10 . The computer program product of claim 9 , wherein the application servers comprise application rules, and wherein the application rules comprise:
mapping the service request to a network type; and
adjusting, in real time, the network type in response to the service request.
11 . The computer program product of claim 9 , wherein the decision compute requirements further comprise:
service request parameters, wherein the service request parameters comprise resource requirements associated with the service request;
a node configuration, wherein the node configuration comprises the processing capabilities of the node, and health status of the node; and
a node priority, wherein the node priority comprises assigning a role to the node, wherein the role comprises a leader node and a worker node.
12 . The computer program product of claim 11 , wherein the compute requirements further comprise a prior node configuration, wherein the prior node configuration comprises the node's state from prior iterations.
13 . The computer program product of claim 9 , wherein the network configuration comprises a circular network, a wheel network, or a star network.
14 . The computer program product of claim 9 , wherein the AI model comprises a generative AI model, wherein the generative AI model considers previous network configurations to determine the network configuration.

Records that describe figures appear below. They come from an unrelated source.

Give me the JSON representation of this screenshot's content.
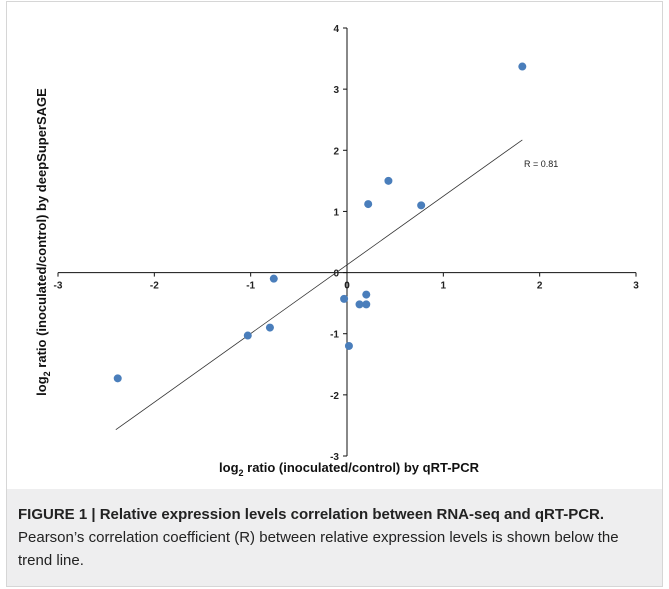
{
  "figure": {
    "caption_label": "FIGURE 1 | Relative expression levels correlation between RNA-seq and qRT-PCR.",
    "caption_text": "Pearson’s correlation coefficient (R) between relative expression levels is shown below the trend line."
  },
  "chart_data": {
    "type": "scatter",
    "xlabel_prefix": "log",
    "xlabel_sub": "2",
    "xlabel_rest": " ratio (inoculated/control) by qRT-PCR",
    "ylabel_prefix": "log",
    "ylabel_sub": "2",
    "ylabel_rest": " ratio (inoculated/control) by deepSuperSAGE",
    "xlim": [
      -3,
      3
    ],
    "ylim": [
      -3,
      4
    ],
    "x_ticks": [
      -3,
      -2,
      -1,
      0,
      1,
      2,
      3
    ],
    "y_ticks": [
      -3,
      -2,
      -1,
      0,
      1,
      2,
      3,
      4
    ],
    "series": [
      {
        "color": "#4a7ebb",
        "points": [
          {
            "x": -2.38,
            "y": -1.73
          },
          {
            "x": -1.03,
            "y": -1.03
          },
          {
            "x": -0.8,
            "y": -0.9
          },
          {
            "x": -0.76,
            "y": -0.1
          },
          {
            "x": -0.03,
            "y": -0.43
          },
          {
            "x": 0.02,
            "y": -1.2
          },
          {
            "x": 0.13,
            "y": -0.52
          },
          {
            "x": 0.2,
            "y": -0.36
          },
          {
            "x": 0.2,
            "y": -0.52
          },
          {
            "x": 0.22,
            "y": 1.12
          },
          {
            "x": 0.43,
            "y": 1.5
          },
          {
            "x": 0.77,
            "y": 1.1
          },
          {
            "x": 1.82,
            "y": 3.37
          }
        ]
      }
    ],
    "trendline": {
      "x": [
        -2.4,
        1.82
      ],
      "y": [
        -2.57,
        2.17
      ]
    },
    "annotation": "R = 0.81"
  }
}
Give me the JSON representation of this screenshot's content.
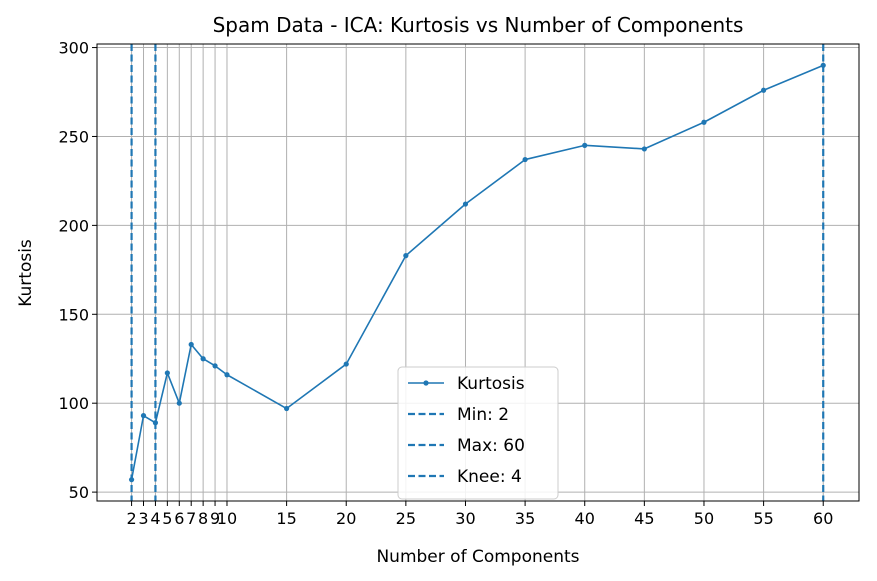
{
  "chart_data": {
    "type": "line",
    "title": "Spam Data - ICA: Kurtosis vs Number of Components",
    "xlabel": "Number of Components",
    "ylabel": "Kurtosis",
    "xlim": [
      -0.9,
      63
    ],
    "ylim": [
      45,
      302
    ],
    "grid": true,
    "legend_position": "lower-center",
    "x_ticks": [
      2,
      3,
      4,
      5,
      6,
      7,
      8,
      9,
      10,
      15,
      20,
      25,
      30,
      35,
      40,
      45,
      50,
      55,
      60
    ],
    "x_tick_labels": [
      "2",
      "3",
      "4",
      "5",
      "6",
      "7",
      "8",
      "9",
      "10",
      "15",
      "20",
      "25",
      "30",
      "35",
      "40",
      "45",
      "50",
      "55",
      "60"
    ],
    "y_ticks": [
      50,
      100,
      150,
      200,
      250,
      300
    ],
    "y_tick_labels": [
      "50",
      "100",
      "150",
      "200",
      "250",
      "300"
    ],
    "series": [
      {
        "name": "Kurtosis",
        "color": "#1f77b4",
        "x": [
          2,
          3,
          4,
          5,
          6,
          7,
          8,
          9,
          10,
          15,
          20,
          25,
          30,
          35,
          40,
          45,
          50,
          55,
          60
        ],
        "y": [
          57,
          93,
          89,
          117,
          100,
          133,
          125,
          121,
          116,
          97,
          122,
          183,
          212,
          237,
          245,
          243,
          258,
          276,
          290
        ]
      }
    ],
    "vlines": [
      {
        "name": "Min: 2",
        "x": 2,
        "color": "#1f77b4"
      },
      {
        "name": "Max: 60",
        "x": 60,
        "color": "#1f77b4"
      },
      {
        "name": "Knee: 4",
        "x": 4,
        "color": "#1f77b4"
      }
    ]
  }
}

15 . The computer program product of claim 9 , wherein the one or more network parameters comprise:
a network health, wherein the network health comprises the health of the network configuration; and
a network feed, wherein the network feed comprises the amount of data transmitted via the service request.
16 . The computer program product of claim 9 , wherein the code further causes the apparatus to implement, in response to detecting an anomaly, a secure zone, wherein the secure zone corresponds with the network configuration where the anomaly was detected.

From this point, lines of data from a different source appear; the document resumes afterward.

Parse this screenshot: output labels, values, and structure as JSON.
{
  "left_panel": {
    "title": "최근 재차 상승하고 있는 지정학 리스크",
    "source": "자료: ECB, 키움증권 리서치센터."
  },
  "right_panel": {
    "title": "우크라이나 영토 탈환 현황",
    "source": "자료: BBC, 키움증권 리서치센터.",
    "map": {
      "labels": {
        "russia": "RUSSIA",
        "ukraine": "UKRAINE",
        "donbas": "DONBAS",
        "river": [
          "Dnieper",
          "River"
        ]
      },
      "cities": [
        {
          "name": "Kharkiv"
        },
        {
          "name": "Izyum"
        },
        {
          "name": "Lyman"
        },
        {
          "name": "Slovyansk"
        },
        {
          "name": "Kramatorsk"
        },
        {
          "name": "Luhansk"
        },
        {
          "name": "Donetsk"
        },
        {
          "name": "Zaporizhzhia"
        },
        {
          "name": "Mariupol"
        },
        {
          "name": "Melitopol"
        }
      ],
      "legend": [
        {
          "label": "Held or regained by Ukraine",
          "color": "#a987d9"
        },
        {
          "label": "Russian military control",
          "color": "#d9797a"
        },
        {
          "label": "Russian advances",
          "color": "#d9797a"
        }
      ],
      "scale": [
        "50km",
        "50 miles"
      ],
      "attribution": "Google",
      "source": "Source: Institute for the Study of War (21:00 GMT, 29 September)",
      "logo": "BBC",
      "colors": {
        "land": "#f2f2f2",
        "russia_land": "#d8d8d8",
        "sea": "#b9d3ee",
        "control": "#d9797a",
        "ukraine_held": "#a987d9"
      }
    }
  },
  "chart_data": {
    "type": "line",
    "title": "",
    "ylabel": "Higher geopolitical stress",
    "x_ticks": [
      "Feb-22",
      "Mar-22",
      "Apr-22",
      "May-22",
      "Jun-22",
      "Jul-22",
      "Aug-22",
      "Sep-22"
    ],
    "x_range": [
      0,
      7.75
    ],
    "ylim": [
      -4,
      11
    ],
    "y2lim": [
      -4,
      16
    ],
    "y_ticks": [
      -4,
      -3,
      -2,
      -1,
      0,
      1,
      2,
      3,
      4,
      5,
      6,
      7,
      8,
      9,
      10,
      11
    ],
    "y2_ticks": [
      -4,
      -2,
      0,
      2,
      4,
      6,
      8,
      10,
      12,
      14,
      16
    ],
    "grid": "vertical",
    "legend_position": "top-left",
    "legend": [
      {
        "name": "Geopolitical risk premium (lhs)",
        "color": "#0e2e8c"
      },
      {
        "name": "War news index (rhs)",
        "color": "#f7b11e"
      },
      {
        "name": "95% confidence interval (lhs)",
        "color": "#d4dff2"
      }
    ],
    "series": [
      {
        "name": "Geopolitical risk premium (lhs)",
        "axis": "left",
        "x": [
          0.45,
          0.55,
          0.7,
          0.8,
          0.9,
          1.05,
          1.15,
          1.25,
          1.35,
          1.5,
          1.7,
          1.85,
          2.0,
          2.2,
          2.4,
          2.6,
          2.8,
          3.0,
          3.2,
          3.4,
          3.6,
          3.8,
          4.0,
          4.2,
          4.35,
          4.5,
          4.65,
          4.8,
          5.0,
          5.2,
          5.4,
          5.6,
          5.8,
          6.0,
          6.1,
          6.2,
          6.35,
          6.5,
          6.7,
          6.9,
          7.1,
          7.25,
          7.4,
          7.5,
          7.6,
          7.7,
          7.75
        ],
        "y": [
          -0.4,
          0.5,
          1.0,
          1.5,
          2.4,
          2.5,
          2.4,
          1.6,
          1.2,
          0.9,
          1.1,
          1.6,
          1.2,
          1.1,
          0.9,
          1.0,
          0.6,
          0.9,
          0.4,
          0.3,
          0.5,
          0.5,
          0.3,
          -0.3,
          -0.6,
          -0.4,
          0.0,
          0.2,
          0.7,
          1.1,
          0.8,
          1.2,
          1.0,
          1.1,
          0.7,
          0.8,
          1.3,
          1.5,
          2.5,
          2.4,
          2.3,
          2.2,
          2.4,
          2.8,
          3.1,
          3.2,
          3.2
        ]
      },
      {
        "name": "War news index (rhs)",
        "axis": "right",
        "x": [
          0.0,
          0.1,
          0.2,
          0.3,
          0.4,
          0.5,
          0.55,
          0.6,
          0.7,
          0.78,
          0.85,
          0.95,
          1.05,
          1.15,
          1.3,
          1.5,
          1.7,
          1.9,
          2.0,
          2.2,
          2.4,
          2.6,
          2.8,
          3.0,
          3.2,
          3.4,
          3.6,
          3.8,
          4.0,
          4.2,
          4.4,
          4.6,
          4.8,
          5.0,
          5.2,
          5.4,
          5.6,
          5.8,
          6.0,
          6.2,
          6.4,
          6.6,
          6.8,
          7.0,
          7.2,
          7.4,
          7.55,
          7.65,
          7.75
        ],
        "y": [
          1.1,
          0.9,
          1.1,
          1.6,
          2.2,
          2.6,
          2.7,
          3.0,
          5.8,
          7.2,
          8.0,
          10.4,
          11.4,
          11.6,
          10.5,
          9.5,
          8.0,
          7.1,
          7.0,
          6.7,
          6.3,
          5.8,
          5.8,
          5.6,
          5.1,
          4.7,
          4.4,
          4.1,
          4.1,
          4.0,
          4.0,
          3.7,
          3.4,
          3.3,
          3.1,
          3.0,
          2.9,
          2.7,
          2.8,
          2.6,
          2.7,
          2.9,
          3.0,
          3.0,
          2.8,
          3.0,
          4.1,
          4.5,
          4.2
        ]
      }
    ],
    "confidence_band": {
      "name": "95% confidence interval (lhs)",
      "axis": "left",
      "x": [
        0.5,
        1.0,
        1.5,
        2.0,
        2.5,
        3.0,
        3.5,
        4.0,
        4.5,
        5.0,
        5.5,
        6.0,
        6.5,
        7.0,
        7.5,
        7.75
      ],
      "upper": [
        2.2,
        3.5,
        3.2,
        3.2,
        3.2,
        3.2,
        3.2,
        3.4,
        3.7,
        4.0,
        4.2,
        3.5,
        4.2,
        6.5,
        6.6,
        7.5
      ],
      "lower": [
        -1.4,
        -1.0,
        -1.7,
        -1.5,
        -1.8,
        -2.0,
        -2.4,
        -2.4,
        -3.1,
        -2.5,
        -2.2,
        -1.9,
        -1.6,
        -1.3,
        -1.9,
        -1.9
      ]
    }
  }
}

17 . A method for configuring network architecture using advanced computational models for data analysis and automated processing, the method comprising:
receiving a service request, wherein the service request comprises configuring a node to complete the service request;
determining a protocol based on the service request, wherein the protocol comprises evaluating the service request using application servers;
determining the node to be used in a network configuration, wherein the node is determined in response to decision compute requirements;
arranging, using an artificial intelligence (AI) model, the node into the network configuration, wherein the AI model optimizes the network configuration based on the decision compute requirements and one or more network parameters;
monitoring the network configuration using a configuration monitor, wherein the configuration monitor analyzes the one or more network parameters; and
determining, using a quantum simulation, a probabilistic distribution of the network configuration to analyze performance of the network configuration, wherein determining, using the quantum simulation, the probabilistic distribution of the network configuration to analyze performance of the network configuration further comprises recommending a different network configuration than the network configuration recommended by the AI model, and wherein the different network configuration is pre-staged to minimize downtime during implementation.
18 . The method of claim 17 , wherein the application servers comprise application rules, and wherein the application rules comprise:
mapping the service request to a network type; and
adjusting, in real time, the network type in response to the service request.